Re: [PATCH 2/2] x86/mce/amd: Ensure quirks are applied in resume path as well

From: Borislav Petkov
Date: Wed Jan 09 2019 - 17:08:55 EST


On Mon, Jan 07, 2019 at 10:37:24AM +0000, S, Shirish wrote:
> This patch adds threshold quirk applicable for family 15

Same issue with "This patch" here.

> in resume path as well, since mce_amd_feature_init()
> does not have quirks applied when originating from mce_syscore_resume(),
> resulting in the below message at every successful resume:
>
> "[Firmware Bug]: cpu 0, invalid threshold interrupt offset ..."
>
> Signed-off-by: Shirish S <shirish.s@xxxxxxx>
> ---
> arch/x86/kernel/cpu/mce/amd.c | 34 ++++++++++++++++++++++++++++++++++
> 1 file changed, 34 insertions(+)
>
> diff --git a/arch/x86/kernel/cpu/mce/amd.c b/arch/x86/kernel/cpu/mce/amd.c
> index 89298c8..27cbf66 100644
> --- a/arch/x86/kernel/cpu/mce/amd.c
> +++ b/arch/x86/kernel/cpu/mce/amd.c
> @@ -545,6 +545,34 @@ prepare_threshold_block(unsigned int bank, unsigned int block, u32 addr,
> return offset;
> }
>
> +void disable_err_thresholding(struct cpuinfo_x86 *c)
> +{
> + int i;
> + u64 hwcr;
> + bool need_toggle;
> + u32 msrs[] = {
> + 0x00000413, /* MC4_MISC0 */
> + 0xc0000408, /* MC4_MISC1 */
> + };
> +
> + if (c->x86_model >= 0x10 && c->x86_model <= 0x7f) {

You can save yourself an indentation level by reversing the logic here:

if (c->x86 != 0x15)
return;

Also, I'm wondering if you simply can't do

if (c->x86_model < 0x10)
return;

The assumption being that all the models - even after 0x7f - are highly
unlikely to get MC4_MISC thresholding supported, all of a sudden.

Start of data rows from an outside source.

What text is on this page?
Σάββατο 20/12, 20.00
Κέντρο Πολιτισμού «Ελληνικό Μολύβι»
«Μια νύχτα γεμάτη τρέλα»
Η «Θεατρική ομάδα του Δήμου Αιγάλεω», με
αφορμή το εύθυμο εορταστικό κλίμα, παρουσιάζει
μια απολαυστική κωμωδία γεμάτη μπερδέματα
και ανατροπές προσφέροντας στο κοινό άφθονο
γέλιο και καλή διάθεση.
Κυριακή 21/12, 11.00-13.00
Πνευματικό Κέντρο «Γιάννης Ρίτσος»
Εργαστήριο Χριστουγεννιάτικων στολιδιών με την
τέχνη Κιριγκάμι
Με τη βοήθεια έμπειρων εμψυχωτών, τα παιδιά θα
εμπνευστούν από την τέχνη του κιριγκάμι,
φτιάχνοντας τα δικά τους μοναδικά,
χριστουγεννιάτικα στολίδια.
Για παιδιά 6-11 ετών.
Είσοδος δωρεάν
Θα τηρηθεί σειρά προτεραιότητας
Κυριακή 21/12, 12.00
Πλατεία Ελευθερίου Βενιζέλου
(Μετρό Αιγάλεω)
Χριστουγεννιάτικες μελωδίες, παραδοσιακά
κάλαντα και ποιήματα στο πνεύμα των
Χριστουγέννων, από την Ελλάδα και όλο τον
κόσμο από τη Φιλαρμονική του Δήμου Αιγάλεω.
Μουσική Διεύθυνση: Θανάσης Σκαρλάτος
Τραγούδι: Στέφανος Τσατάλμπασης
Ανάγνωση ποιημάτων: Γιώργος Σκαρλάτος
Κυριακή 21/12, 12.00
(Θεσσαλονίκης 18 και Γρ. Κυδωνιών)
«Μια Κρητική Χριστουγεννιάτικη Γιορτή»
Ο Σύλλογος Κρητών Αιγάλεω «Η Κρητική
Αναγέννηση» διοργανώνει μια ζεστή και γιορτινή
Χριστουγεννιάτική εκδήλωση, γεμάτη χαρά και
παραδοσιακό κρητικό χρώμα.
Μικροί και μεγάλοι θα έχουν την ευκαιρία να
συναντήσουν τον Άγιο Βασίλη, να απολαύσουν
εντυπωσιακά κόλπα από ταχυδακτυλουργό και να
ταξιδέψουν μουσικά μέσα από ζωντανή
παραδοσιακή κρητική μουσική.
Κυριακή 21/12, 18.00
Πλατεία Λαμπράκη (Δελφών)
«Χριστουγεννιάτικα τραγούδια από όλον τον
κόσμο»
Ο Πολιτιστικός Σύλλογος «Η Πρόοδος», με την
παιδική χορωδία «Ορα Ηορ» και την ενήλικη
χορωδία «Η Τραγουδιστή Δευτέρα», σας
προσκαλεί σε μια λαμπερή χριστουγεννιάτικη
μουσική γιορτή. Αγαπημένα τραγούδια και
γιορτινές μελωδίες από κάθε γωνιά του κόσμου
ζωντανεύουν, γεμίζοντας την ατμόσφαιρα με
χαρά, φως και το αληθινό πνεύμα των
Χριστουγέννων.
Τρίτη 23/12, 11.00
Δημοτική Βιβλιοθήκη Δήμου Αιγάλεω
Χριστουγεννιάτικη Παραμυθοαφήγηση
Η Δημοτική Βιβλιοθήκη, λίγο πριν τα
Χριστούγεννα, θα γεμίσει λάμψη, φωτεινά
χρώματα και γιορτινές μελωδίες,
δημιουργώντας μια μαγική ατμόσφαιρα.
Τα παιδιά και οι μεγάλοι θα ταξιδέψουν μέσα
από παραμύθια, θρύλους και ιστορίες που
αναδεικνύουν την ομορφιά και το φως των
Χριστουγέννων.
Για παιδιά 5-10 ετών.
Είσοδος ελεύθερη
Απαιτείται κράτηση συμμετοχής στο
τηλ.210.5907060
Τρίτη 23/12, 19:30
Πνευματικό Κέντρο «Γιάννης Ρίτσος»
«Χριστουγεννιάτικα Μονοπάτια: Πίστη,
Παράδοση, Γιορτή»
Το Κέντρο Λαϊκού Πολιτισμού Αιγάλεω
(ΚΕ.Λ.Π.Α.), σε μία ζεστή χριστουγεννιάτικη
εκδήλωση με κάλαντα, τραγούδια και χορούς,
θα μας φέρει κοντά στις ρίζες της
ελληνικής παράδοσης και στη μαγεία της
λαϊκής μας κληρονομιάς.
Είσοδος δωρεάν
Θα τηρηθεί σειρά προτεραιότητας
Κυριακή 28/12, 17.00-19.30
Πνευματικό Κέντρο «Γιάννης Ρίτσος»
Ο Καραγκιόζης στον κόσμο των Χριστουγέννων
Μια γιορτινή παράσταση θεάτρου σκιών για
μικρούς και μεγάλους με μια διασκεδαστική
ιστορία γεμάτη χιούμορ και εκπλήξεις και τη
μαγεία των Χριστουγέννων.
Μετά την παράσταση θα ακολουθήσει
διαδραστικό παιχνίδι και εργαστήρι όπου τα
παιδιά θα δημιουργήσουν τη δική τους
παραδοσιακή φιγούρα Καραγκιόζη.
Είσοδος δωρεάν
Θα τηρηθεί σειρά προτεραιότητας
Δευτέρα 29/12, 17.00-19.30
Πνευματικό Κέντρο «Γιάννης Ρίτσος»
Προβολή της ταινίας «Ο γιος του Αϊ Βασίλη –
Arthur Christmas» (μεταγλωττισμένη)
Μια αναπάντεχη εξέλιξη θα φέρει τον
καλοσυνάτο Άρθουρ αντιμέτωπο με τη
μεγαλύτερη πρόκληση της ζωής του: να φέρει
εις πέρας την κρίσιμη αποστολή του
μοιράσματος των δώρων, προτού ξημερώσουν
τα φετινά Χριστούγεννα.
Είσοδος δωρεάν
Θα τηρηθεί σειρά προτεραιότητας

Might
wanna run it by HW guys first though.

> + rdmsrl(MSR_K7_HWCR, hwcr);
> +
> + /* McStatusWrEn has to be set */
> + need_toggle = !(hwcr & BIT(18));
> +
> + if (need_toggle)
> + wrmsrl(MSR_K7_HWCR, hwcr | BIT(18));
> +
> + /* Clear CntP bit safely */
> + for (i = 0; i < ARRAY_SIZE(msrs); i++)
> + msr_clear_bit(msrs[i], 62);
> +
> + /* restore old settings */
> + if (need_toggle)
> + wrmsrl(MSR_K7_HWCR, hwcr);
> + }

So you copied the same code from __mcheck_cpu_apply_quirks().

No.

In a first patch, you carve that CntP clearing code in a separate
function disable_err_thresholding() like you've done before.

Then, in a second patch, you call it from mce/amd.c and you move all the
family/model checks inside the function so that you have a sole

disable_err_thresholding();

calls where you need them.

You don't have to pass in struct cpuinfo_x86 *c - you can use
boot_cpu_data in the function.

> +}
> /* cpu init entry point, called from mce.c with preempt off */
> void mce_amd_feature_init(struct cpuinfo_x86 *c)
> {
> @@ -552,6 +580,12 @@ void mce_amd_feature_init(struct cpuinfo_x86 *c)
> unsigned int bank, block, cpu = smp_processor_id();
> int offset = -1;
>
> + /* Disable error thresholding bank in S3 resume path as well,

What S3 resume path? That's the CPU init path.

Also, kernel comments style is:

/*
* A sentence ending with a full-stop.
* Another sentence. ...
* More sentences. ...
*/


Good luck!

:-)

--
Regards/Gruss,
Boris.

Good mailing practices for 400: avoid top-posting and trim the reply.